Egerkingen, Fulenbach, Härkingen, Neuendorf, Oberbuchsiten.

SO 10Gösgen (16. März 2014):

Erlinsbach, Lostorf, Niedergösgen, Obergösgen, Stüsslingen (mit Rohr), Winznau.

Wird am 29. November 2014 errichtet:

SO 2St. Wolfgang im Thal:

Balsthal, Holderbank, Mümliswil, Ramiswil.

In Vorbereitung oder geplant:

SO 4:

Kestenholz, Niederbuchsiten, Oensingen, Wolfwil.

SO 5:

Hofstetten-Flüh, Metzerlen-Mariastein, Rodersdorf, Witterswil-Bättwil; dazu eine Pfarrei im Kanton BL: Burg im Leimental.

SO 6:

Büren, Himmelried, Meltingen, Oberkirch SO (mit Nunningen und Zullwil), Seewen, St. Pantaleon-Nuglar.

SO 7:

Bärschwil, Beinwil, Breitenbach, Büsserach, Erschwil, Grindel.

SO 8Niederamt Süd:

Däniken, Dulliken, Gretzenbach, Schönenwerd (mit Eppenberg-
Wöschnau), Walterswil-Rothacker.

SO 9:

Gunzgen, Hägendorf (mit Rickenbach), Kappel (mit Boningen), Wangen.

SO 11:

Ifenthal-Hauenstein, Olten St. Marien (mit Starrkirch-Wil), Olten St. Martin, Trimbach, Wisen.

SO 12Wasseramt West:

Biberist, Gerlafingen, Kriegstetten (mit Halten, Drei Höfe, Horriwil, Obergerlafingen, Oekingen, Recherswil), Lohn-Ammannsegg-Bucheggberg.

SO 13:

Aeschi (mit Bolken, Etziken, Hüniken, Winistorf), Deitingen, Derendingen, Luterbach, Subingen, Zuchwil.

SO 14Mittlerer Leberberg:

Bellach, Langendorf, Lommiswil, Oberdorf, Selzach.

SO 15:

Bettlach, Grenchen.

SO 16:

Flumenthal (mit Hubersdorf), Günsberg (mit Niederwil, Balm bei Günsberg, Kammersrohr), Solothurn St. Marien, Solothurn St. Urs und Viktor, St. Niklaus (mit Feldbrunnen, Riedholz, Rüttenen).

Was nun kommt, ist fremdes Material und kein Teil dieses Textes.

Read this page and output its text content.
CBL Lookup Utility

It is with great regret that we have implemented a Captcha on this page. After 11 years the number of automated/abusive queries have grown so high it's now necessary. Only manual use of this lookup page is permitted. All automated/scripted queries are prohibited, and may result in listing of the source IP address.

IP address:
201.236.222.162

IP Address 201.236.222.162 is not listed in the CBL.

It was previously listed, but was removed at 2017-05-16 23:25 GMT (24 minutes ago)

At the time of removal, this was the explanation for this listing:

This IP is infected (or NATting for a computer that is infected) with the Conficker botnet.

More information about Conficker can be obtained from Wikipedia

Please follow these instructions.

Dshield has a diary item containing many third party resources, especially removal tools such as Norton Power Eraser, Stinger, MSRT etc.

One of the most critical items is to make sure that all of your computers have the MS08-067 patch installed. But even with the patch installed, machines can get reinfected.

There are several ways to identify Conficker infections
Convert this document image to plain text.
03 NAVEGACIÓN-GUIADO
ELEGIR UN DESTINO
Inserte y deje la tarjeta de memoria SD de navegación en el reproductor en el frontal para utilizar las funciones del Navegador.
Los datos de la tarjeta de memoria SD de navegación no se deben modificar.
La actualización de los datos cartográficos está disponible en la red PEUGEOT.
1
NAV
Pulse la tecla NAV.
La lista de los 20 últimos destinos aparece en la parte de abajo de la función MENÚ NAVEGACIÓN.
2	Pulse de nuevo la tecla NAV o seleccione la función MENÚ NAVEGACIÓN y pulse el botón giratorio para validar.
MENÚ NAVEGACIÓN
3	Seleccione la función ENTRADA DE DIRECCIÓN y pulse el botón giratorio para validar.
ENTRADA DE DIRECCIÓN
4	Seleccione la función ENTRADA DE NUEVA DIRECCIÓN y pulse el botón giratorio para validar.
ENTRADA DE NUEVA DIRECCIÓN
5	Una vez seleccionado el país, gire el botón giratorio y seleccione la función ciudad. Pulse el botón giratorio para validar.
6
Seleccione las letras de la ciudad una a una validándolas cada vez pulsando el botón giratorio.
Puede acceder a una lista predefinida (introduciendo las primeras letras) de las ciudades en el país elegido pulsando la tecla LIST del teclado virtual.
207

5 Pfarreien dem Baselbiet zugeteilt

Nördlich des Juras hat die Bistumsleitung fünf Solothurner Pfarreien in drei Pastoralräume des Kantons Basel-Landschaft eingeteilt, die noch nicht errichtet sind:

BL 1:

Dornach, Gempen, Hochwald;

mit den Baselbieter Pfarreien Aesch, Duggingen, Pfeffingen.

BL 4:

Kleinlützel;

mit den Baselbieter Pfarreien Brislach, Laufen, Liesberg, Röschenz, Roggenburg (mit Ederswiler JU), Wahlen.

BL 9:

Kienberg;

mit den Baselbieter Pfarreien Gelterkinden, Sissach.